KIEV, Ukraine -- Ukrainian President Viktor Yanukovych on Tuesday effectively ended the colourful four-year rule of Kiev's boss Leonid Chernovetsky, known as "Kosmos" for his other wordly eccentricity.

Fired Kiev mayor Leonid Chernovetsky.

Yanukovych signed a decree removing Chernovetsky as head of the Kiev city administration and appointing top local official Olexander Popov in his place, a statement on the presidential website said.

The move appears aimed at returning order to the sometimes chaotic capital as it gears up to host the final of the Euro 2012 football which will be one of the biggest events in the country's history.

Chernovetsky was elected city mayor in 2006 and, by a quirk of Ukrainian politics, should formally retain the post of mayor even though he risks having no power if he does not control the city administration.

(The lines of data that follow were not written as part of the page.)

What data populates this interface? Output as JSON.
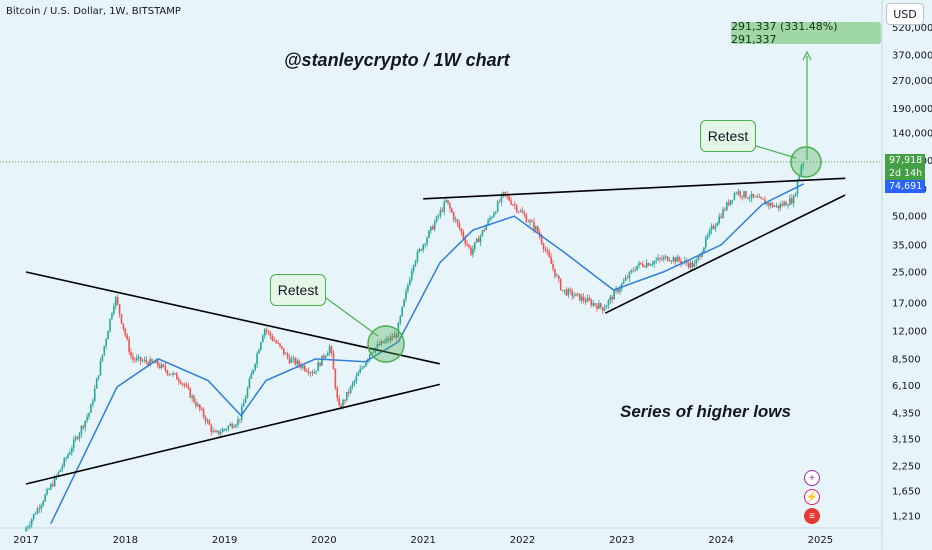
{
  "header": {
    "symbol_title": "Bitcoin / U.S. Dollar, 1W, BITSTAMP",
    "currency": "USD"
  },
  "annotations": {
    "watermark": "@stanleycrypto / 1W chart",
    "note": "Series of higher lows",
    "retest_1": "Retest",
    "retest_2": "Retest",
    "target": "291,337 (331.48%) 291,337"
  },
  "badges": {
    "price": "97,918",
    "time": "2d 14h",
    "ema": "74,691"
  },
  "icons": [
    "plus-circle-icon",
    "lightning-icon",
    "us-flag-icon"
  ],
  "colors": {
    "background": "#e7f5fb",
    "up": "#26a69a",
    "down": "#ef5350",
    "ema": "#2f7fd8",
    "trendline": "#000000",
    "highlight": "#4caf50"
  },
  "chart_data": {
    "type": "candlestick",
    "title": "Bitcoin / U.S. Dollar, 1W, BITSTAMP",
    "x_ticks": [
      "2017",
      "2018",
      "2019",
      "2020",
      "2021",
      "2022",
      "2023",
      "2024",
      "2025"
    ],
    "y_scale": "log",
    "y_ticks": [
      1210,
      1650,
      2250,
      3150,
      4350,
      6100,
      8500,
      12000,
      17000,
      25000,
      35000,
      50000,
      70000,
      100000,
      140000,
      190000,
      270000,
      370000,
      520000
    ],
    "ylim": [
      1000,
      600000
    ],
    "current_price": 97918,
    "ema_value": 74691,
    "target_price": 291337,
    "target_change_pct": 331.48,
    "price_path": [
      {
        "date": "2017-01",
        "price": 1000
      },
      {
        "date": "2017-05",
        "price": 2000
      },
      {
        "date": "2017-09",
        "price": 4500
      },
      {
        "date": "2017-12",
        "price": 18500
      },
      {
        "date": "2018-02",
        "price": 8500
      },
      {
        "date": "2018-05",
        "price": 8000
      },
      {
        "date": "2018-08",
        "price": 6500
      },
      {
        "date": "2018-11",
        "price": 4000
      },
      {
        "date": "2018-12",
        "price": 3300
      },
      {
        "date": "2019-03",
        "price": 4000
      },
      {
        "date": "2019-06",
        "price": 12500
      },
      {
        "date": "2019-09",
        "price": 8500
      },
      {
        "date": "2019-12",
        "price": 7200
      },
      {
        "date": "2020-02",
        "price": 10000
      },
      {
        "date": "2020-03",
        "price": 4500
      },
      {
        "date": "2020-07",
        "price": 9500
      },
      {
        "date": "2020-10",
        "price": 11500
      },
      {
        "date": "2020-12",
        "price": 28000
      },
      {
        "date": "2021-04",
        "price": 60000
      },
      {
        "date": "2021-07",
        "price": 32000
      },
      {
        "date": "2021-11",
        "price": 66000
      },
      {
        "date": "2022-03",
        "price": 42000
      },
      {
        "date": "2022-06",
        "price": 20000
      },
      {
        "date": "2022-11",
        "price": 16000
      },
      {
        "date": "2023-03",
        "price": 27000
      },
      {
        "date": "2023-07",
        "price": 30000
      },
      {
        "date": "2023-10",
        "price": 27000
      },
      {
        "date": "2023-12",
        "price": 42000
      },
      {
        "date": "2024-03",
        "price": 68000
      },
      {
        "date": "2024-08",
        "price": 56000
      },
      {
        "date": "2024-10",
        "price": 62000
      },
      {
        "date": "2024-11",
        "price": 97918
      }
    ],
    "ema_path": [
      {
        "date": "2017-04",
        "price": 1100
      },
      {
        "date": "2017-12",
        "price": 6000
      },
      {
        "date": "2018-05",
        "price": 8500
      },
      {
        "date": "2018-11",
        "price": 6500
      },
      {
        "date": "2019-03",
        "price": 4200
      },
      {
        "date": "2019-06",
        "price": 6500
      },
      {
        "date": "2019-12",
        "price": 8500
      },
      {
        "date": "2020-06",
        "price": 8200
      },
      {
        "date": "2020-10",
        "price": 10500
      },
      {
        "date": "2021-03",
        "price": 28000
      },
      {
        "date": "2021-07",
        "price": 42000
      },
      {
        "date": "2021-12",
        "price": 50000
      },
      {
        "date": "2022-06",
        "price": 32000
      },
      {
        "date": "2022-12",
        "price": 20000
      },
      {
        "date": "2023-06",
        "price": 25000
      },
      {
        "date": "2024-01",
        "price": 35000
      },
      {
        "date": "2024-06",
        "price": 58000
      },
      {
        "date": "2024-11",
        "price": 74691
      }
    ],
    "trendlines": [
      {
        "from": {
          "date": "2017-01",
          "price": 25000
        },
        "to": {
          "date": "2021-03",
          "price": 8000
        }
      },
      {
        "from": {
          "date": "2017-01",
          "price": 1800
        },
        "to": {
          "date": "2021-03",
          "price": 6200
        }
      },
      {
        "from": {
          "date": "2021-01",
          "price": 62000
        },
        "to": {
          "date": "2025-04",
          "price": 80000
        }
      },
      {
        "from": {
          "date": "2022-11",
          "price": 15000
        },
        "to": {
          "date": "2025-04",
          "price": 65000
        }
      }
    ]
  }
}
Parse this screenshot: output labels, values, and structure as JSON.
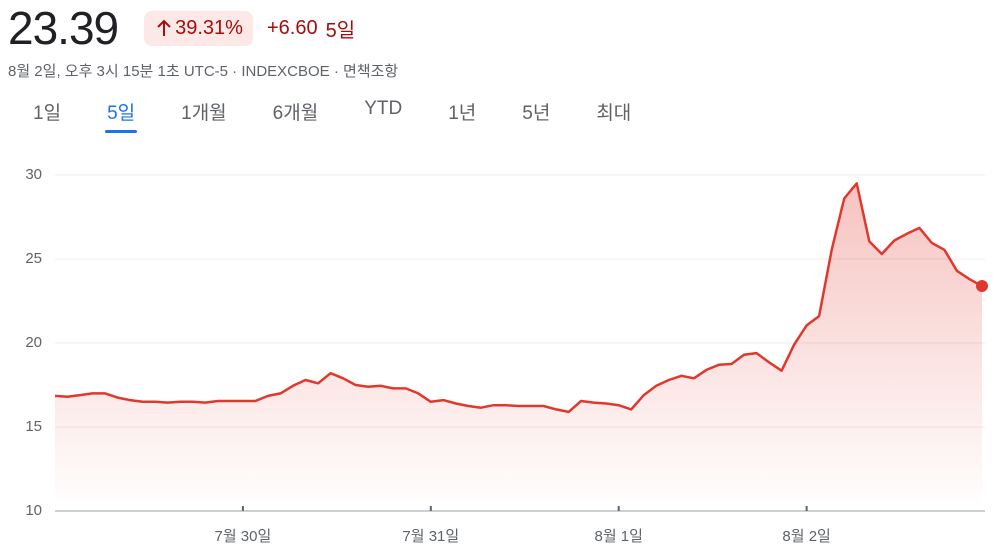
{
  "header": {
    "price": "23.39",
    "change_percent": "39.31%",
    "change": "+6.60",
    "period": "5일",
    "subtitle": "8월 2일, 오후 3시 15분 1초 UTC-5 · INDEXCBOE · 면책조항"
  },
  "tabs": [
    "1일",
    "5일",
    "1개월",
    "6개월",
    "YTD",
    "1년",
    "5년",
    "최대"
  ],
  "selected_tab": 1,
  "chart_data": {
    "type": "line",
    "color": "#e0382d",
    "categories": [
      null,
      null,
      null,
      null,
      null,
      null,
      null,
      null,
      null,
      null,
      null,
      null,
      null,
      null,
      null,
      "7월 30일",
      null,
      null,
      null,
      null,
      null,
      null,
      null,
      null,
      null,
      null,
      null,
      null,
      null,
      null,
      "7월 31일",
      null,
      null,
      null,
      null,
      null,
      null,
      null,
      null,
      null,
      null,
      null,
      null,
      null,
      null,
      "8월 1일",
      null,
      null,
      null,
      null,
      null,
      null,
      null,
      null,
      null,
      null,
      null,
      null,
      null,
      null,
      "8월 2일",
      null,
      null,
      null,
      null,
      null,
      null,
      null,
      null,
      null,
      null,
      null,
      null,
      null,
      null
    ],
    "values": [
      16.85,
      16.8,
      16.9,
      17.0,
      17.0,
      16.75,
      16.6,
      16.5,
      16.5,
      16.45,
      16.5,
      16.5,
      16.45,
      16.55,
      16.55,
      16.55,
      16.55,
      16.85,
      17.0,
      17.45,
      17.8,
      17.6,
      18.2,
      17.9,
      17.5,
      17.4,
      17.45,
      17.3,
      17.3,
      17.0,
      16.5,
      16.6,
      16.4,
      16.25,
      16.15,
      16.3,
      16.3,
      16.25,
      16.25,
      16.25,
      16.05,
      15.9,
      16.55,
      16.45,
      16.4,
      16.3,
      16.05,
      16.9,
      17.45,
      17.8,
      18.05,
      17.9,
      18.4,
      18.7,
      18.75,
      19.3,
      19.4,
      18.85,
      18.35,
      19.9,
      21.05,
      21.6,
      25.55,
      28.6,
      29.5,
      26.05,
      25.3,
      26.1,
      26.5,
      26.85,
      25.95,
      25.55,
      24.3,
      23.8,
      23.39
    ],
    "ylim": [
      10,
      30
    ],
    "yticks": [
      10,
      15,
      20,
      25,
      30
    ],
    "grid": true
  }
}
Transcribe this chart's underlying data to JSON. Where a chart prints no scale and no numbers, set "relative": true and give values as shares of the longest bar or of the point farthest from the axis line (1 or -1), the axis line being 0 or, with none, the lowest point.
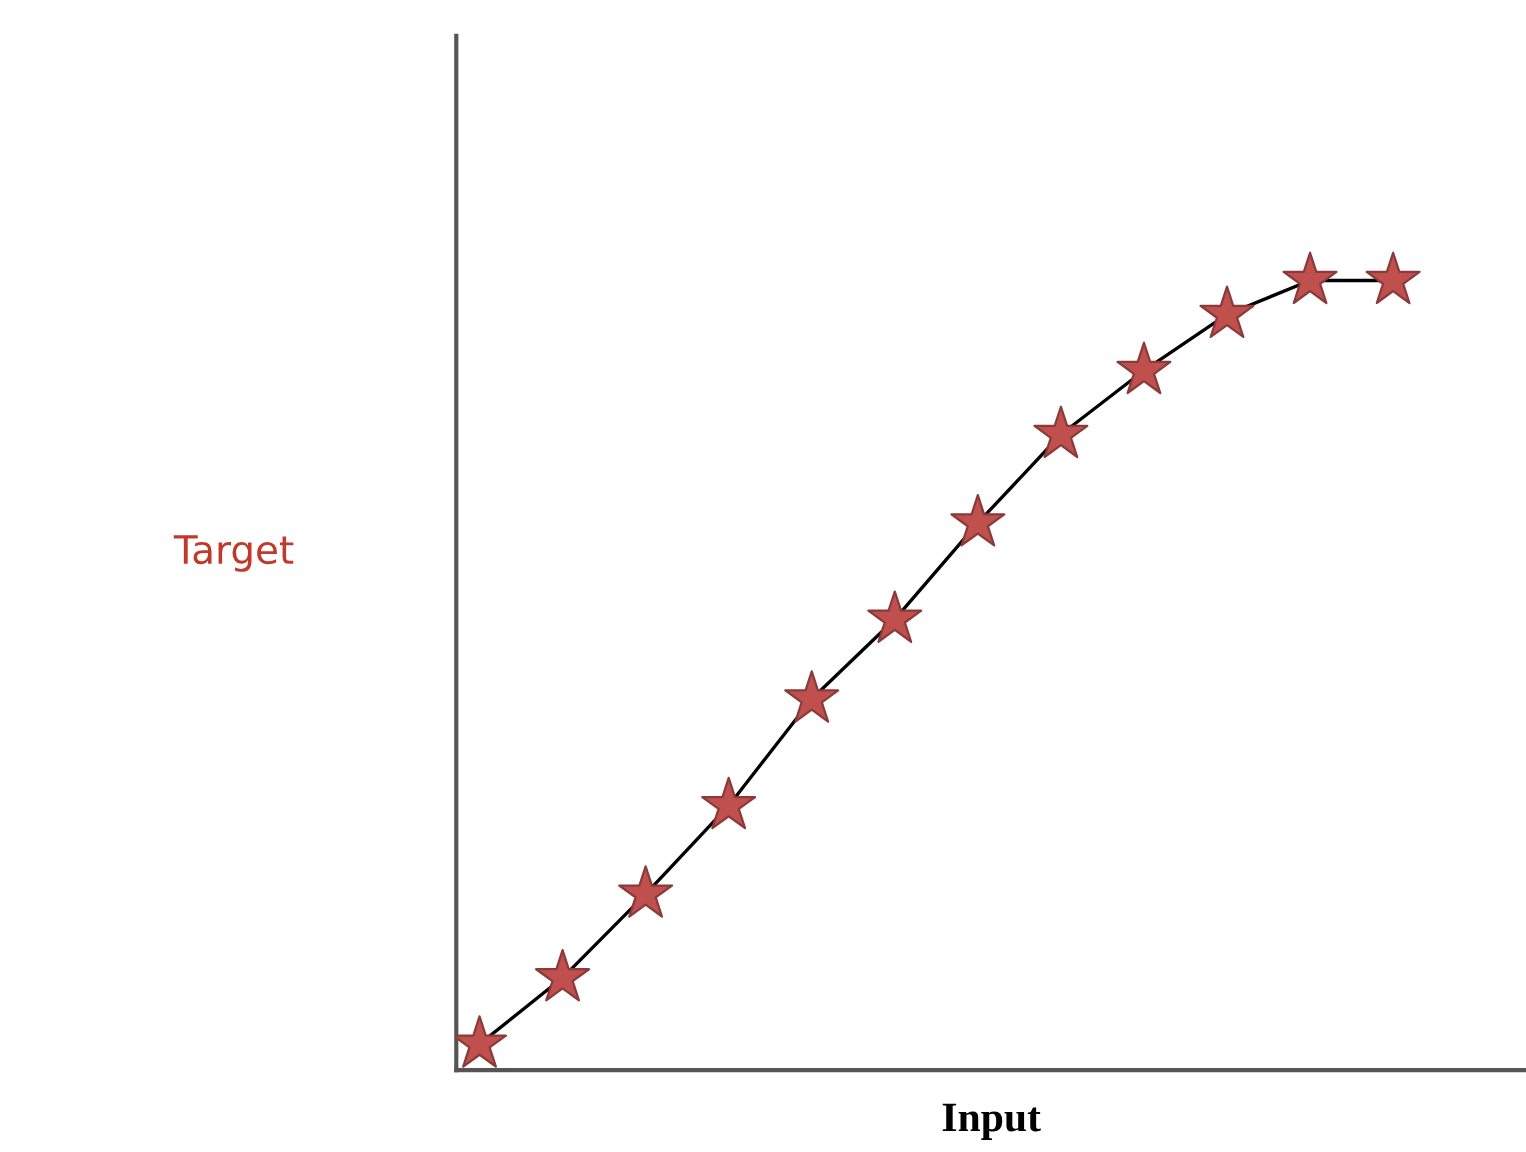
{
  "chart_data": {
    "type": "line",
    "relative": true,
    "xlabel": "Input",
    "ylabel": "Target",
    "marker": "star",
    "grid": false,
    "legend": false,
    "categories": [
      null,
      null,
      null,
      null,
      null,
      null,
      null,
      null,
      null,
      null,
      null,
      null
    ],
    "series": [
      {
        "color": "#000000",
        "colors": [
          "#c0504d",
          "#c0504d",
          "#c0504d",
          "#c0504d",
          "#c0504d",
          "#c0504d",
          "#c0504d",
          "#c0504d",
          "#c0504d",
          "#c0504d",
          "#c0504d",
          "#c0504d"
        ],
        "values": [
          0.033,
          0.117,
          0.223,
          0.335,
          0.47,
          0.571,
          0.693,
          0.805,
          0.886,
          0.957,
          1,
          1
        ]
      }
    ]
  }
}
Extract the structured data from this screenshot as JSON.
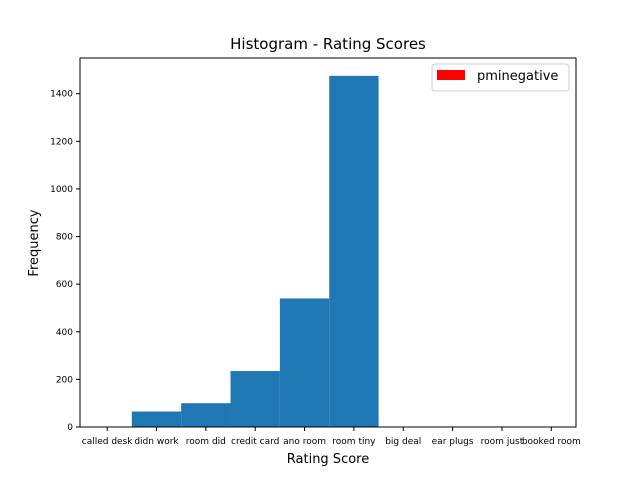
{
  "chart_data": {
    "type": "bar",
    "title": "Histogram - Rating Scores",
    "xlabel": "Rating Score",
    "ylabel": "Frequency",
    "categories": [
      "called desk",
      "didn work",
      "room did",
      "credit card",
      "ano room",
      "room tiny",
      "big deal",
      "ear plugs",
      "room just",
      "booked room"
    ],
    "bins": [
      {
        "start": 0.5,
        "end": 1.5,
        "value": 65
      },
      {
        "start": 1.5,
        "end": 2.5,
        "value": 100
      },
      {
        "start": 2.5,
        "end": 3.5,
        "value": 235
      },
      {
        "start": 3.5,
        "end": 4.5,
        "value": 540
      },
      {
        "start": 4.5,
        "end": 5.5,
        "value": 1475
      }
    ],
    "yticks": [
      0,
      200,
      400,
      600,
      800,
      1000,
      1200,
      1400
    ],
    "ylim": [
      0,
      1550
    ],
    "xlim": [
      -0.55,
      9.5
    ],
    "bar_color": "#1f77b4",
    "legend": {
      "label": "pminegative",
      "color": "#ff0000",
      "position": "top-right"
    },
    "grid": false
  }
}
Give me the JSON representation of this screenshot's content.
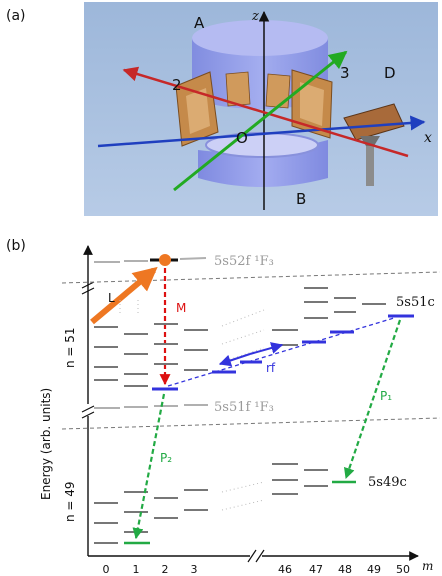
{
  "panel_a": {
    "label": "(a)",
    "axis_z": "z",
    "axis_x": "x",
    "origin": "O",
    "tag_A": "A",
    "tag_B": "B",
    "tag_D": "D",
    "tag_2": "2",
    "tag_3": "3",
    "colors": {
      "background": "#a9c2e2",
      "electrode": "#8b96e6",
      "x_axis": "#1f3fbf",
      "red_beam": "#c62828",
      "green_beam": "#22aa22",
      "copper": "#c58a4a"
    }
  },
  "panel_b": {
    "label": "(b)",
    "ylabel": "Energy  (arb. units)",
    "xlabel": "m",
    "n51": "n = 51",
    "n49": "n = 49",
    "state_top": "5s52f ¹F₃",
    "state_mid": "5s51f ¹F₃",
    "state_51c": "5s51c",
    "state_49c": "5s49c",
    "L": "L",
    "M": "M",
    "rf": "rf",
    "P1": "P₁",
    "P2": "P₂",
    "ticks": [
      "0",
      "1",
      "2",
      "3",
      "46",
      "47",
      "48",
      "49",
      "50"
    ],
    "colors": {
      "laser": "#ee7722",
      "microwave": "#dd1111",
      "rf": "#3333dd",
      "pulse": "#22aa44",
      "level": "#777777",
      "grey_state": "#b0b0b0"
    }
  }
}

The two posts are separate in Kiev, with the mayor being elected by popular vote and then appointed as city administration chief by the president. Chernovetsky had held both posts.

"The president cannot fire him from the post of mayor, as that would exceed his powers," said top Ukrainian political analyst Volodymyr Fesenko.

Prime Minister Mykola Azarov has said that Chernovetsky would now only carry out "representative functions and all management decisions will be taken by Olexander Popov and the cabinet," the Interfax-Ukraine news agency reported.

By coincidence, the shuffle comes just weeks after Russian President Dmitry Medvedev fired the mayor of Moscow Yury Luzhkov after 18 years in power.

Chernovetsky's four-year rule was highly colourful even by the standards of charismatic European big city mayors.

Accused of suffering mental problems by his opponents, he once gave a press conference in a pair of swimming briefs and performed a string of exercises to prove his fitness.

He also famously offered to put his kisses up for auction, recorded a song and wrote a book bluntly titled "How to Become a Millionaire".

More seriously, his detractors have accused his administration of rampant corruption and expressed bewilderment at sometimes bizarre schemes to fill depleted city coffers like charging for parking spaces at cemeteries.

Criticism against Chernovetsky mounted last winter when heavier than usual snow caused chaos in the capital, with ice wreaking havoc among pedestrians on Kiev's steep slopes and people wading through deep snow in the centre.

Reports earlier this year said a thief made off with a handbag stuffed with 4.5 million euros in jewels belonging to his daughter on a visit to Paris but this was denied by the mayor's office.

"Relations (between the president and Chernovetsky) deteriorated over the winter. Not for political reasons but because of the horrific situation in the capital," said Fesenko.

"Confidence was lost in Chernovetsky not as a political ally but as a manager," he added.

The move is the latest show of political strength by the pro-Kremlin Yanukovych who came to power earlier this year.

Ukraine's constitutional court in October strengthened his powers by annulling 2004 amendments that boosted parliament, sparking opposition claims of creeping authoritarianism.